There are some that minimize the Keystone fight in the evolution of climate politics. Some roll their eyes and think the Keystone fight wasn’t worth the fuss. I think otherwise. I have no doubt that this fight was an immensely powerful political awakening of a new generation of climate leaders who witnessed the change they made happen in the world.
It wasn’t just the fate of a pipeline that shifted, but a larger reckoning between the climate, justice, and energy agenda of a political party. For anyone who, like me, celebrates the cut of President Biden’s cloth on justice, climate and jobs, it would be difficult if not arrogant to simultaneously deem the threads of the Keystone fight to be irrelevant.
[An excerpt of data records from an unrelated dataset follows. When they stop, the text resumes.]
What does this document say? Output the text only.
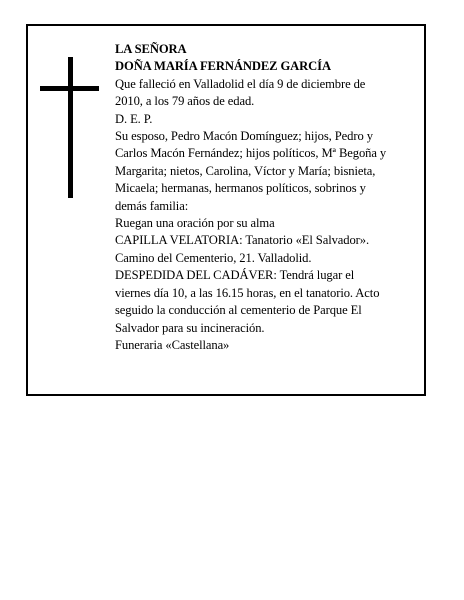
LA SEÑORA
DOÑA MARÍA FERNÁNDEZ GARCÍA
Que falleció en Valladolid el día 9 de diciembre de
2010, a los 79 años de edad.
D. E. P.
Su esposo, Pedro Macón Domínguez; hijos, Pedro y
Carlos Macón Fernández; hijos políticos, Mª Begoña y
Margarita; nietos, Carolina, Víctor y María; bisnieta,
Micaela; hermanas, hermanos políticos, sobrinos y
demás familia:
Ruegan una oración por su alma
CAPILLA VELATORIA: Tanatorio «El Salvador».
Camino del Cementerio, 21. Valladolid.
DESPEDIDA DEL CADÁVER: Tendrá lugar el
viernes día 10, a las 16.15 horas, en el tanatorio. Acto
seguido la conducción al cementerio de Parque El
Salvador para su incineración.
Funeraria «Castellana»
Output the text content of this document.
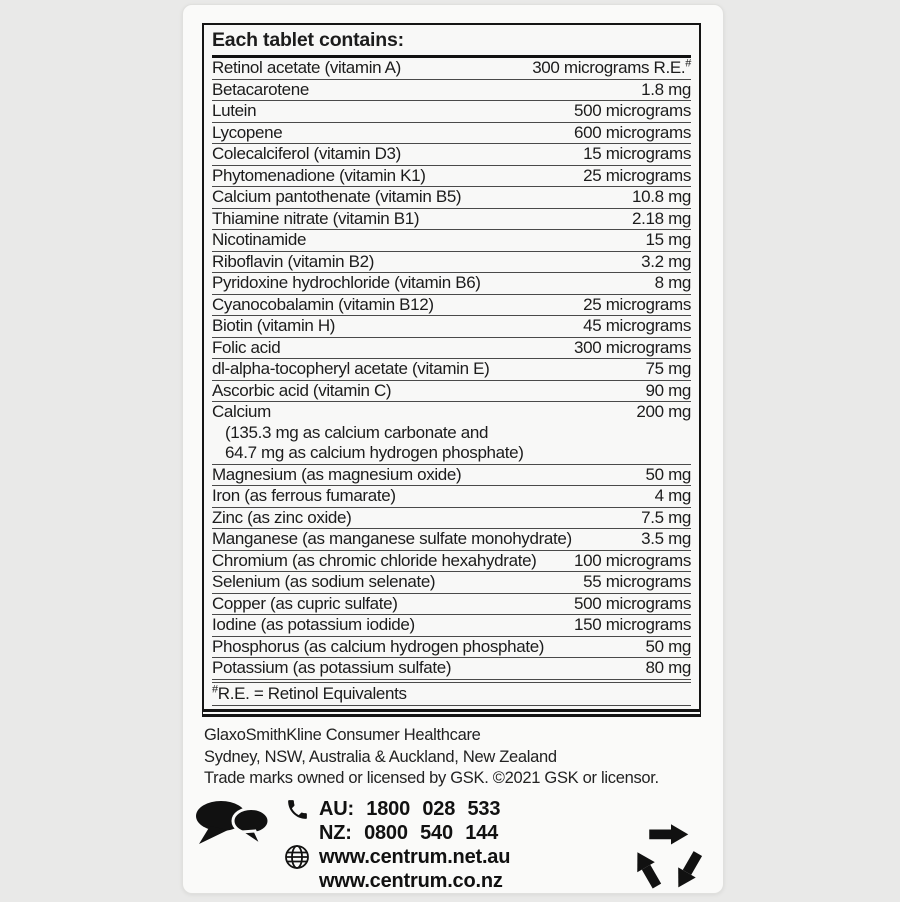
Each tablet contains:
Retinol acetate (vitamin A)	300 micrograms R.E.#
Betacarotene	1.8 mg
Lutein	500 micrograms
Lycopene	600 micrograms
Colecalciferol (vitamin D3)	15 micrograms
Phytomenadione (vitamin K1)	25 micrograms
Calcium pantothenate (vitamin B5)	10.8 mg
Thiamine nitrate (vitamin B1)	2.18 mg
Nicotinamide	15 mg
Riboflavin (vitamin B2)	3.2 mg
Pyridoxine hydrochloride (vitamin B6)	8 mg
Cyanocobalamin (vitamin B12)	25 micrograms
Biotin (vitamin H)	45 micrograms
Folic acid	300 micrograms
dl-alpha-tocopheryl acetate (vitamin E)	75 mg
Ascorbic acid (vitamin C)	90 mg
Calcium	200 mg
(135.3 mg as calcium carbonate and
64.7 mg as calcium hydrogen phosphate)
Magnesium (as magnesium oxide)	50 mg
Iron (as ferrous fumarate)	4 mg
Zinc (as zinc oxide)	7.5 mg
Manganese (as manganese sulfate monohydrate)	3.5 mg
Chromium (as chromic chloride hexahydrate) 100 micrograms
Selenium (as sodium selenate)	55 micrograms
Copper (as cupric sulfate)	500 micrograms
Iodine (as potassium iodide)	150 micrograms
Phosphorus (as calcium hydrogen phosphate)	50 mg
Potassium (as potassium sulfate)	80 mg
#R.E. = Retinol Equivalents
GlaxoSmithKline Consumer Healthcare
Sydney, NSW, Australia & Auckland, New Zealand
Trade marks owned or licensed by GSK. ©2021 GSK or licensor.
AU: 1800 028 533
NZ: 0800 540 144
www.centrum.net.au
www.centrum.co.nz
But those threads were not all positive. Defenders of the status quo have avidly exploited the Keystone fight to drive a wedge between environmentalists and workers.
The only way to solve climate change is by building a future that creates good-paying jobs with good benefits. Over the past decade, the growing partnership between blue and green has been an incredibly important evolution of the climate movement — in terms of both our combined agenda and our combined political power within the Democratic party.
Fortunately, we have a president ready to lead us forward on that shared path of what we can build together.